Carl Vogt (1864), who, like so many other zoologists then and since, was led to study anthropology, pointed out that “the ape-type does not culminate in one, but in three, anthropoid apes.” On examining the species of mankind and their history, he arrived at similar results (see also p. [66]).
In the second volume of his Generelle Morphologie (1866) Haeckel applied the theory of evolution to the whole organic kingdom, including man, and drew up the first “genealogical trees.” This attempt was improved and treated in a more popular form in his Natural History of Creation (1868), and again in the Evolution of Man (1879), an enlarged edition of which was published in 1905.
There is now a practical agreement among zoologists and anthropologists that man is included in one of several families that constitute the sub-order Anthropoidea of the order Primates.
As has previously been mentioned, the discovery of Pithecanthropus raised great discussions, some of which were concerning the exact position of man with regard to the various higher apes. It is now generally admitted that Pithecanthropus may be regarded as a member of a separate family of the Anthropoidea, the Pithecanthropidæ, between the Simiidæ and the Hominidæ. The re-examination of the previously known skulls of palæolithic age, and the discovery of fresh specimens in recent years, have re-opened the question whether the genus Homo contains more than the one species, H. Sapiens. Duckworth[[79]] (1904) has given a careful summary of the morphological characters of the Neanderthal, Spy, and Krapina remains, and states as his opinion that “the individuals thus characterised are associated in a group specifically distinct from the modern Hominidæ, to which the name Homo primigenius or Homo neanderthalensis has been applied.”[[80]]
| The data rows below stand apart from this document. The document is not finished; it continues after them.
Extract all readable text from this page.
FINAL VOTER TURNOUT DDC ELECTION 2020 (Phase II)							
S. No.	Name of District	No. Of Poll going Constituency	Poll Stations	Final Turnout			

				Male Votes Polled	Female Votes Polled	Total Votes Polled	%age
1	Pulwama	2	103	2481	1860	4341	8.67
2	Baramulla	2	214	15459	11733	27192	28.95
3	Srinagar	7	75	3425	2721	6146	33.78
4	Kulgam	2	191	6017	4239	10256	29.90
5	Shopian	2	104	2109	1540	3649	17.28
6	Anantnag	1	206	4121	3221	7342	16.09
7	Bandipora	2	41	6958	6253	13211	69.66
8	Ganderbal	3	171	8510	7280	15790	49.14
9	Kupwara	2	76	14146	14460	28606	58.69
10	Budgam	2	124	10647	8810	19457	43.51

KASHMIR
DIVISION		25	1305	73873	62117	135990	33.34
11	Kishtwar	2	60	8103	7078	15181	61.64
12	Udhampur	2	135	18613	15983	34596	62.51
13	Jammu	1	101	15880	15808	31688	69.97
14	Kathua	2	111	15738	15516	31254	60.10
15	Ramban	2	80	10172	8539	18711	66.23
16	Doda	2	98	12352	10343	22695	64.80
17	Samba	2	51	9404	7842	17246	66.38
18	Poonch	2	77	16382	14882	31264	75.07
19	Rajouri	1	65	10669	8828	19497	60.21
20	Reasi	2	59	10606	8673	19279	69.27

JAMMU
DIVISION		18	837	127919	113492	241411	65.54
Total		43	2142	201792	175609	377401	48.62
[79]. L.c. pp. 520-542; cf. also Man, 1902, p. 186.
[80]. See also W. J. Sollas, Phil. Trans. Roy. Soc., B. 199, 1907, p. 281.
Those authors who describe and classify the various races and peoples of mankind at the same time indicate their geographical distribution, and in some instances notify some of the shiftings and migrations that have taken place. Many maps have been prepared to illustrate the human distribution in whole or in part, and these are to be found in various memoirs and books. An atlas such as Dr. G. Gerland’s Atlas der Völkerkunde (1892) summarises a vast amount of information.
Our knowledge is very imperfect concerning the movements of mankind. Historical records give some information on the subject. A certain amount has been gleaned from traditional sources, but doubtless much more remains to be garnered. The spoils of the archæologist afford important data, but there are immense tracts of country which are yet totally unexplored, or very imperfectly investigated. All shiftings of peoples are mainly controlled by climatic and geographical conditions; but these are continually varying, and it is the business of the geographer and geologist to indicate what these have probably been at various periods since the appearance of man on this earth. It is not too much to say that, when maps have been prepared which indicate these various changes, great light will be thrown upon the early history of mankind.